OldTools Archive

Recent Bios FAQ

121289 Brent Beach <brent_beach@t...> 2003‑08‑28 Re: Help with dimensioning stock
Tom provides the basics of the stock preparation business with hand 
tools. I am sure most of us work pretty well to this scheme.

I would add a couple of points and ask a question.

  1 I work against a stop, rather than between stops, so the board is 
free to move during planing. This requires that the ends be close to 
square to the length first. It also means that the sides have to be 
roughly square to the faces.

  2 I would cut the boards down to the rough length first - long 
boards are harder to plane than shorter boards.
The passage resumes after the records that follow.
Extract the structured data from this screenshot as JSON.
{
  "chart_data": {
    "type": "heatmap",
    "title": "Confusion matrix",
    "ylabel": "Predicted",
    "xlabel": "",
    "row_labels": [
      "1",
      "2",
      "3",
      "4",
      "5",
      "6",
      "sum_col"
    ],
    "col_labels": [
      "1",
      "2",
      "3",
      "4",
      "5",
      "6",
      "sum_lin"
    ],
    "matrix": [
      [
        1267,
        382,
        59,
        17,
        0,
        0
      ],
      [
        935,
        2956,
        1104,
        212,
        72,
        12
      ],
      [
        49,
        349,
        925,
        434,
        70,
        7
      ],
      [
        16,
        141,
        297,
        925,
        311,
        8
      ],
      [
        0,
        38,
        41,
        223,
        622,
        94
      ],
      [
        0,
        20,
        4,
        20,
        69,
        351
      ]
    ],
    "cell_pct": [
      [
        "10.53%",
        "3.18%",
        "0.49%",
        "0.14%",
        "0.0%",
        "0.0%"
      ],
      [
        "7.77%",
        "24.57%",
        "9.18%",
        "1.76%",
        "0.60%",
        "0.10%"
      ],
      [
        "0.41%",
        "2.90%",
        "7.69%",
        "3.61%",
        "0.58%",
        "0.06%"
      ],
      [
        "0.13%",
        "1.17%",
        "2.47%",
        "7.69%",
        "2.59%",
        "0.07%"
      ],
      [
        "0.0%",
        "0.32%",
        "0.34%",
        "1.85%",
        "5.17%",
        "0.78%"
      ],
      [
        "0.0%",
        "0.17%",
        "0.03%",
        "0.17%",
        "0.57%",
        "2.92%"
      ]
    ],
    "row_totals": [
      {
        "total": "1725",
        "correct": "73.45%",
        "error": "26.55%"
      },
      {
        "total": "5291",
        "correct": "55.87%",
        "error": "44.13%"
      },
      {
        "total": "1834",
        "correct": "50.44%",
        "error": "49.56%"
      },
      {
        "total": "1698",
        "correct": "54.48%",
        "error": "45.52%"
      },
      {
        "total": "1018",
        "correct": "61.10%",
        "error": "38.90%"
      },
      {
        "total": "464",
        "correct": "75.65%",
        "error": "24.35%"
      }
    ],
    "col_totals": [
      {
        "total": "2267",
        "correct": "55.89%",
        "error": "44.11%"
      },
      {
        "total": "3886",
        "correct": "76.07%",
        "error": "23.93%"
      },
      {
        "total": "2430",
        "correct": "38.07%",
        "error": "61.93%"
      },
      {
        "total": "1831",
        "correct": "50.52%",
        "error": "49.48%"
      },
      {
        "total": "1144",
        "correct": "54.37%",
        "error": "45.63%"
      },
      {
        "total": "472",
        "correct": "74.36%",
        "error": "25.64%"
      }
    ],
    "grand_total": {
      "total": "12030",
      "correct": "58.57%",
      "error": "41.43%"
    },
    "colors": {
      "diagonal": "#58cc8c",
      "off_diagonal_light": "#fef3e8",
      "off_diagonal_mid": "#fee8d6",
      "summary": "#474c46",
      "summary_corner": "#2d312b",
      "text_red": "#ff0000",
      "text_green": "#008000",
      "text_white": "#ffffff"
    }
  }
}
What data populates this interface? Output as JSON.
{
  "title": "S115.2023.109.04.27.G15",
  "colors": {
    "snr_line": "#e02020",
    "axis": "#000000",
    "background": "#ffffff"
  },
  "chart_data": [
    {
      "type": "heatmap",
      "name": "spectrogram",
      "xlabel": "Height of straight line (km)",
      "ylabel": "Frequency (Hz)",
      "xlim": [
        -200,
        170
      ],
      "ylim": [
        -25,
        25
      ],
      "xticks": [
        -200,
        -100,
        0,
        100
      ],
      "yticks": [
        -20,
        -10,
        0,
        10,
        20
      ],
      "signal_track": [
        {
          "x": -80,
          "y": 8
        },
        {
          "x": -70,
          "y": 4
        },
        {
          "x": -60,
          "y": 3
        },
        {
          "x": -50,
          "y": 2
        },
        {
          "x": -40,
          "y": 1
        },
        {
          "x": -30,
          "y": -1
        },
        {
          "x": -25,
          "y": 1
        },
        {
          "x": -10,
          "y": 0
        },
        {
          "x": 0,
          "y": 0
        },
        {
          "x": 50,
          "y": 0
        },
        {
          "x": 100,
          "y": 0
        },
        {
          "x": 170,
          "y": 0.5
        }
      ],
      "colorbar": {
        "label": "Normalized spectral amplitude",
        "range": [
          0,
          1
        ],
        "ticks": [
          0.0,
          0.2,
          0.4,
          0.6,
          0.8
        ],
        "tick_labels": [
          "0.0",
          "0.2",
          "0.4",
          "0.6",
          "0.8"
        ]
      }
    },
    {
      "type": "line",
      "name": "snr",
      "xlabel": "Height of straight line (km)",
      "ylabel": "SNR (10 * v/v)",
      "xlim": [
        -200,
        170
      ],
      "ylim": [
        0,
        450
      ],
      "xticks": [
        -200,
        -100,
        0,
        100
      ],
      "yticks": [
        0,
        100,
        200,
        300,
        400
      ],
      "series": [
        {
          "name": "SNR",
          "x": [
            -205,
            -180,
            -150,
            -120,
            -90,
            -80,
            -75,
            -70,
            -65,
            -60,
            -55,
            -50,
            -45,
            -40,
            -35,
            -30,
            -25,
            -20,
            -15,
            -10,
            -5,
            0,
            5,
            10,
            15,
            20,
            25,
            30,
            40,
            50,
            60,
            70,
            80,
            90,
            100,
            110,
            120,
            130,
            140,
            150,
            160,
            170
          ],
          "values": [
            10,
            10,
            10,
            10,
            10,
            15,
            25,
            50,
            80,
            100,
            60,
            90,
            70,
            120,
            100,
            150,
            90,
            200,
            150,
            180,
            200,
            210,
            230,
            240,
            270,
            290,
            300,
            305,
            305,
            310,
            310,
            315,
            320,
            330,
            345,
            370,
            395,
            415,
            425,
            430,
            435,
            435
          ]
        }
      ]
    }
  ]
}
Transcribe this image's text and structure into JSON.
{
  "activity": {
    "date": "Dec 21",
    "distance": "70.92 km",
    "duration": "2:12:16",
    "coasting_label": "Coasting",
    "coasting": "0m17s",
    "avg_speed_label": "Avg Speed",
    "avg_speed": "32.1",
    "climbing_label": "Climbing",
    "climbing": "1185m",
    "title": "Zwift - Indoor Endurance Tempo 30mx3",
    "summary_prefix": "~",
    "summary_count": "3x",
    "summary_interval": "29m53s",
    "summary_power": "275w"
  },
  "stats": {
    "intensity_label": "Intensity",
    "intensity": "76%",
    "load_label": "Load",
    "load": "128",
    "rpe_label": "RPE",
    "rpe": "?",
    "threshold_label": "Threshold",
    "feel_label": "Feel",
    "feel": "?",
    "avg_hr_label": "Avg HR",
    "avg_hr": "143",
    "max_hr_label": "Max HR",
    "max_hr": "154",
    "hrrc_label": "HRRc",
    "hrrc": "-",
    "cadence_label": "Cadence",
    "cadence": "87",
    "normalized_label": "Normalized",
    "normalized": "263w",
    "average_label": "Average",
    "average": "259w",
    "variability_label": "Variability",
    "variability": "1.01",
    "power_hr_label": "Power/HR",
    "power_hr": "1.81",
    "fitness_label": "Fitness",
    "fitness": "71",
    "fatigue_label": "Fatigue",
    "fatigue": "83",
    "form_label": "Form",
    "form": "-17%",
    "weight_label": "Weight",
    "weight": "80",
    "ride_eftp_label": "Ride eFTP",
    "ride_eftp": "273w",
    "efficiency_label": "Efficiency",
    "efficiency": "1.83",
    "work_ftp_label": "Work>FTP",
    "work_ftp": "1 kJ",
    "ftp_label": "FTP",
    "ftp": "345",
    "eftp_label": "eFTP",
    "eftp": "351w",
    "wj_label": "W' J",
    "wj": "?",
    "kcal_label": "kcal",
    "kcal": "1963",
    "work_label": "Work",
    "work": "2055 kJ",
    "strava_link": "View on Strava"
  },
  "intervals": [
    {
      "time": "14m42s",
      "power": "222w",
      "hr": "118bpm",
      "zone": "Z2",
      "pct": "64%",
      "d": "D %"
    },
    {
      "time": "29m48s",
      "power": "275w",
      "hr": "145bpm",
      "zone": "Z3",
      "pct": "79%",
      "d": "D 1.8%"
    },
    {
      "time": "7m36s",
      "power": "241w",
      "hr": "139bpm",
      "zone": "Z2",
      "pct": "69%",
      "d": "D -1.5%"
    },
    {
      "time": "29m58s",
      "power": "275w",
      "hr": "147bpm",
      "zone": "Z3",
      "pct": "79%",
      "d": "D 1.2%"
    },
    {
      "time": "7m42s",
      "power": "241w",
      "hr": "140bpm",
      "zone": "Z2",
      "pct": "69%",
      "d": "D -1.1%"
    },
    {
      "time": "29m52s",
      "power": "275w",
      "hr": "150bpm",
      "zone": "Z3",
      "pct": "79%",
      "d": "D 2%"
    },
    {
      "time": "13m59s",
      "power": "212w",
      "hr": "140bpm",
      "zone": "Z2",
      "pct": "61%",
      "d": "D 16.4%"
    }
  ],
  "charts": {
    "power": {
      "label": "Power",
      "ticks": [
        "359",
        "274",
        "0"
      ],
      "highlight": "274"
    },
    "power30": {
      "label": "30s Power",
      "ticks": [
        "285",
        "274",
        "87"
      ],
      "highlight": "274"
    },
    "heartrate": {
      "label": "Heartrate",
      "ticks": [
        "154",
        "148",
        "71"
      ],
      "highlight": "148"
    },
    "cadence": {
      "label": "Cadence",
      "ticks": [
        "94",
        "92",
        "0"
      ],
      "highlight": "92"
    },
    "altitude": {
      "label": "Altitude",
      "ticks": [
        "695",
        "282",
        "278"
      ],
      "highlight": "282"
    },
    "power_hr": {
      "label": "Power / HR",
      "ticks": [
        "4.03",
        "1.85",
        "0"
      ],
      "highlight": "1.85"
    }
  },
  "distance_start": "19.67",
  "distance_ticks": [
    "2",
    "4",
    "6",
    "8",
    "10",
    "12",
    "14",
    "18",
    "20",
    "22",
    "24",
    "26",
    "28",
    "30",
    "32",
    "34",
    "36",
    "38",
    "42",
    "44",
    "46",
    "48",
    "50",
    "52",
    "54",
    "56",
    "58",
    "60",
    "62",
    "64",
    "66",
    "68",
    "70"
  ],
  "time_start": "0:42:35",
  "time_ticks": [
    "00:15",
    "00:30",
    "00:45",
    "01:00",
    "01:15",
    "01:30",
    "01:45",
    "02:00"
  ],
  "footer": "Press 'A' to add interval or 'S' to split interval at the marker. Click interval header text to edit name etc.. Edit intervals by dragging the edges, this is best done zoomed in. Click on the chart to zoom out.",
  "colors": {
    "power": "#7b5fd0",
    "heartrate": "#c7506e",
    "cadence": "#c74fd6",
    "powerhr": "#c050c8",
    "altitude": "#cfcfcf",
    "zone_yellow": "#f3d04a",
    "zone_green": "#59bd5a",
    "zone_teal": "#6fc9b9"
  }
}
  3 I prefer to do each step (as outlined by Tom) to all the boards 
before moving on to the next step.

  4 The question. Do people use the mullet method? It seems to me that 
having a good line on the edge and planing down to that line is much 
better. I work the scrub to a few scrub thickness of the line, then 
the jack to a few jack shavings of the line, then the smoother. The 
last smoother stroke removes the top of the mark (an ideal I shoot 
for, but never achieve for the full length of the board, but at this 
point the shavings are pretty thin so the errors small.) Near the end 
I can flip up the board and see how I am doing along the full length 
and react (remove the high spots) accordingly. If the first thing you 
do is remove the gauge marks it seems to me it must be much harder to 
check your progress.

Aside from the big ideas in dimensions stock (face, edge, ...) I think 
some of these smaller ideas are also important and would be interested 
  in other's approaches to these details.

Brent

T&J Holloway wrote:
> ...
>     1) Make one Face of the board flat and smooth.  This becomes the 1st 
> ...
>     Others can chime in regarding use of a 'mullet' to check thickness 
> and other ancient practices, but this should give you a place to start.